Hutchins' most successful venture so far has been Sheepdog, his first-place entry in the 2009 Springboard Ideas Challenge. "Three other ACU students and myself put together this business. It was a research tool for businesses to find what social network their customers are using," he says. "We worked on it for a few years, had some good customers along the way and sold it a little over a year ago to a Silicon Valley company."
Search for ideas
Hutchins now does web development for individual clients and helps other entrepreneurs with office space he won in the 2011 Springboard competition. For a small monthly fee, people can work out of the office (http://abilenecoworking.com) with such amenities as Internet, copier/printer, desks, chairs and conference room provided.
Hutchins is also constantly on the lookout for new business ideas.
"Now that I'm self-employed, I've set myself up so that once I figure out an idea I want to put a lot of my time into, I won't have a salaried day job slowing me down," he says. "There are a lot of things about being an entrepreneur you can't control - changes in the market, your competitors, policy changes, etc. – but the one thing entrepreneurs have all the control over is their hustle. I've had to be very deliberate about finding the time and working hard on whatever the project of the day/month/year is."
While a junior at ACU, Hutchins landed an internship at Milsoft, a nationwide company that develops software for use in the electric utility industry. After graduating in 2008, he took a full-time job with Milsoft as a business development and web specialist. He worked for the software developer until July 2011, when he struck out on his own.
Foundation for success
Hutchins credits ACU with preparing him for success in the business world.
"ACU is a place full of smart and motivated people," he says. "To any college student I talk with, I'm quick to tell them that if they think they are busy now, they have no idea what's coming for them when they graduate.
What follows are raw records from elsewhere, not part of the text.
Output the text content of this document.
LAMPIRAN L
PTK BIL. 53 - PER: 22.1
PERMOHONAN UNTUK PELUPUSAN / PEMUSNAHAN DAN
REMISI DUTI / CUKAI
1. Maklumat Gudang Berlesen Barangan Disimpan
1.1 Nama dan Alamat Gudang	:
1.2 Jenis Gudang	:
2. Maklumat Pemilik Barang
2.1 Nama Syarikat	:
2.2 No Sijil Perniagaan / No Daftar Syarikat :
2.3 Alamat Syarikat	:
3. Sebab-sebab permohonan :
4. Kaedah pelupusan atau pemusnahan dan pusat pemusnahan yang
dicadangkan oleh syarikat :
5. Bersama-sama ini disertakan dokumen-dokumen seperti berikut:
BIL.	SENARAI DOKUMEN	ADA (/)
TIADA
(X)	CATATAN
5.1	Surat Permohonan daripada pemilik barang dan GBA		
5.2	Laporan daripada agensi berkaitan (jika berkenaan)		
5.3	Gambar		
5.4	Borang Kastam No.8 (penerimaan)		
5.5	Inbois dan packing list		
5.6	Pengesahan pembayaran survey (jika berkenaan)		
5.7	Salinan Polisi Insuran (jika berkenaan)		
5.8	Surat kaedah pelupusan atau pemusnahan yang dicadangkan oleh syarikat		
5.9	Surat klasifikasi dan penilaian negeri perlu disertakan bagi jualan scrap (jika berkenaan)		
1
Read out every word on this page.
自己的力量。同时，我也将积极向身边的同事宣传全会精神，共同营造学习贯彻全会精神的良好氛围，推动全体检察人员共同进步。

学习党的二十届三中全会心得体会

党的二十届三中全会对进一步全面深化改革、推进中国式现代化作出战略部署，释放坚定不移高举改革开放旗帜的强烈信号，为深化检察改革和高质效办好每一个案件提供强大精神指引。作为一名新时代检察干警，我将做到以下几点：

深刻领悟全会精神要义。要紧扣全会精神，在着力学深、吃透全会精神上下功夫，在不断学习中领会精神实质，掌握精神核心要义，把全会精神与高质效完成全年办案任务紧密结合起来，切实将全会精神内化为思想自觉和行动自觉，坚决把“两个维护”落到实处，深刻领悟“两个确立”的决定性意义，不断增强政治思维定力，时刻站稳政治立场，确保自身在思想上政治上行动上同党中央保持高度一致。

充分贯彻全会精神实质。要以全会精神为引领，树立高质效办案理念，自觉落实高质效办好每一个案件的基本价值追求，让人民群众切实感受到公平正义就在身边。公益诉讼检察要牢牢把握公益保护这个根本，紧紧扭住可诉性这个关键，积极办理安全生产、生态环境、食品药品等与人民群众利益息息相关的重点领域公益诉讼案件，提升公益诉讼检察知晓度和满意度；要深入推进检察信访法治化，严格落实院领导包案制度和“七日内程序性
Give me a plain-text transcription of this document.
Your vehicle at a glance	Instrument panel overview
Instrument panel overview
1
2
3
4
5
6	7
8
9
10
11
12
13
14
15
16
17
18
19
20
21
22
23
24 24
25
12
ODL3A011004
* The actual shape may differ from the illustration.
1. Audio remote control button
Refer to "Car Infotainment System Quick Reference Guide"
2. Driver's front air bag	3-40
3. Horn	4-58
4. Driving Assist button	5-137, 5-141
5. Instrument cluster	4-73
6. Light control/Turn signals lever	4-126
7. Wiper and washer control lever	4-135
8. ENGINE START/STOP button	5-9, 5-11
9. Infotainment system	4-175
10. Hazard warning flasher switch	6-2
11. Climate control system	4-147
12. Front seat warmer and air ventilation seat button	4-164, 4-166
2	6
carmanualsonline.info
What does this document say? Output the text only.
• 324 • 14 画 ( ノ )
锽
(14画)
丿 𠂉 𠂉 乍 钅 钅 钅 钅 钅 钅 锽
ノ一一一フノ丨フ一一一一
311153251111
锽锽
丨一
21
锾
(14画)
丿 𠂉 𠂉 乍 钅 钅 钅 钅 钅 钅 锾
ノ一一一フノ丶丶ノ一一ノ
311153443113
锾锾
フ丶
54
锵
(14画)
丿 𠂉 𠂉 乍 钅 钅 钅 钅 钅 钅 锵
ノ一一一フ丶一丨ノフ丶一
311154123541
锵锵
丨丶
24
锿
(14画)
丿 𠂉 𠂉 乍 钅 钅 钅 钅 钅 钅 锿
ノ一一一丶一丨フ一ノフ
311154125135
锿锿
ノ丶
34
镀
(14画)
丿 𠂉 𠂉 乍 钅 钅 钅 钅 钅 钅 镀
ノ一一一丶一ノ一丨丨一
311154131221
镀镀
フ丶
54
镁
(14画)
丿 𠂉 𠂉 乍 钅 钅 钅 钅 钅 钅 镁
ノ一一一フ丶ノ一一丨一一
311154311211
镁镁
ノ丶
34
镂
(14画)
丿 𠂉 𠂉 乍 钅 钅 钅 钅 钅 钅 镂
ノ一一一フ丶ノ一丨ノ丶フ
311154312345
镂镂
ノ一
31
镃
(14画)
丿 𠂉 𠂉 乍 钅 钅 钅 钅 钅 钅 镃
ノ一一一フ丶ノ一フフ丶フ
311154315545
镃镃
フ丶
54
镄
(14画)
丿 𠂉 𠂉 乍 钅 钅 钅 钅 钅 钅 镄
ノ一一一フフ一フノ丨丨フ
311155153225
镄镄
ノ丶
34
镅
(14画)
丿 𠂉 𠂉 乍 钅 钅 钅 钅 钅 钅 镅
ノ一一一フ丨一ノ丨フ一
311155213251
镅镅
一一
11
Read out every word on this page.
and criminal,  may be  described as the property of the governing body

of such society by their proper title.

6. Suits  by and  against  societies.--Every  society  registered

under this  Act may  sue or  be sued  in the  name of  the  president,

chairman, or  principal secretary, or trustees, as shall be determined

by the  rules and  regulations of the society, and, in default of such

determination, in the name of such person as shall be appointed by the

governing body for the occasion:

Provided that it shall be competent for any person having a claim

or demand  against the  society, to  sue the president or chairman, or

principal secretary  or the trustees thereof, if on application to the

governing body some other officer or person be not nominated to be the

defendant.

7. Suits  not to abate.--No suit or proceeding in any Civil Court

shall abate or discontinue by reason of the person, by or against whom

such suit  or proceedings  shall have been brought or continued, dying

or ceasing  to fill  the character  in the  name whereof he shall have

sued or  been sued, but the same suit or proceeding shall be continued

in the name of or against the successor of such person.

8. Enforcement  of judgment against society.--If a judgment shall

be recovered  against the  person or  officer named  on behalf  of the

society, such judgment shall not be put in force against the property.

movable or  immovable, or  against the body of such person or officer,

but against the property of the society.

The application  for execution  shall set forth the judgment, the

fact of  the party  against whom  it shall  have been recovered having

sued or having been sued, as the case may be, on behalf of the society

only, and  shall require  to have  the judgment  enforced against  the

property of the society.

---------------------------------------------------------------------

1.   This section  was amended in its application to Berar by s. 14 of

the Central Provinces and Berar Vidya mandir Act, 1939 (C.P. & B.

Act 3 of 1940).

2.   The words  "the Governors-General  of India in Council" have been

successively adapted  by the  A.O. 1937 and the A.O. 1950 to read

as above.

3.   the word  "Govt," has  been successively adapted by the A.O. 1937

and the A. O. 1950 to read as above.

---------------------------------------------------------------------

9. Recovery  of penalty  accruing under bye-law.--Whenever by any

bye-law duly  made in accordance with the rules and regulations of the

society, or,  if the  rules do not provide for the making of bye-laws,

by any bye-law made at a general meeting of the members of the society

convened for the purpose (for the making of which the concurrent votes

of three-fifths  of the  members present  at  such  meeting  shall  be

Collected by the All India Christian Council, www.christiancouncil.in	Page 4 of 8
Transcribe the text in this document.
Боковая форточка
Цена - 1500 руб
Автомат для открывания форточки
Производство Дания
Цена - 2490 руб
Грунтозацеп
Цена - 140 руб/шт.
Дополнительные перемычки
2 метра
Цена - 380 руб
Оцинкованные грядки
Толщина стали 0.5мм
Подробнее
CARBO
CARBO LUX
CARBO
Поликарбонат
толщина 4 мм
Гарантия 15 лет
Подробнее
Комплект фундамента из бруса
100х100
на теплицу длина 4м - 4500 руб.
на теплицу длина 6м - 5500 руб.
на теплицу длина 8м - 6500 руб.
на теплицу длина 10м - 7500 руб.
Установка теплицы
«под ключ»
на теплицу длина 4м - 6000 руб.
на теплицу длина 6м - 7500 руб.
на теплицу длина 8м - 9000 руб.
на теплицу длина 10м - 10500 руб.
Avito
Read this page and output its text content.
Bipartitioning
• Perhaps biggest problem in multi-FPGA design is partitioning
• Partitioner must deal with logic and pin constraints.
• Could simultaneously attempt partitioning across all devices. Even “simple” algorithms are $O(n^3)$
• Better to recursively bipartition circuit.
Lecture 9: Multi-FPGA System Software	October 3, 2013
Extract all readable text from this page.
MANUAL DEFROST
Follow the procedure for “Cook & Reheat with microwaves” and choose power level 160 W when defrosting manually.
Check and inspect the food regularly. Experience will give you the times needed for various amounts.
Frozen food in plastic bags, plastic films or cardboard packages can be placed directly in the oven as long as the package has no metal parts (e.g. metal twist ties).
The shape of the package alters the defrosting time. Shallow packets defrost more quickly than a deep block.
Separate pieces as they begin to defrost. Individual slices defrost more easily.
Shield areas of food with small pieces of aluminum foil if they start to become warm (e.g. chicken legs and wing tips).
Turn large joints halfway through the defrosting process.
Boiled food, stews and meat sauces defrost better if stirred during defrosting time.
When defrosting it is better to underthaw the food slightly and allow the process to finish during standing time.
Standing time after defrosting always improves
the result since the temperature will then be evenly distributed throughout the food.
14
College is the best time to start an entrepreneurial venture, due to the time you have and the abundant resources at your fingertips. ACU had and still has these resources - smart students, faculty, staff and a well-networked alumni group - so a combination of all of those things helped me as an entrepreneur. Going through the process of Springboard helped me get comfortable in front of an investor-like group of people to pitch my idea, and the winning funds helped pay for some equipment and conferences."
Hutchins' advice to a would-be entrepreneur?
"Surround yourself with people that are smarter than you and complement your expertise. Only take advice from those who have gone through whatever you're seeking advice about. Find co-founders who you trust and whose missions/intentions align with your own. Once you start a company with your co-founders, you're pretty much married to them."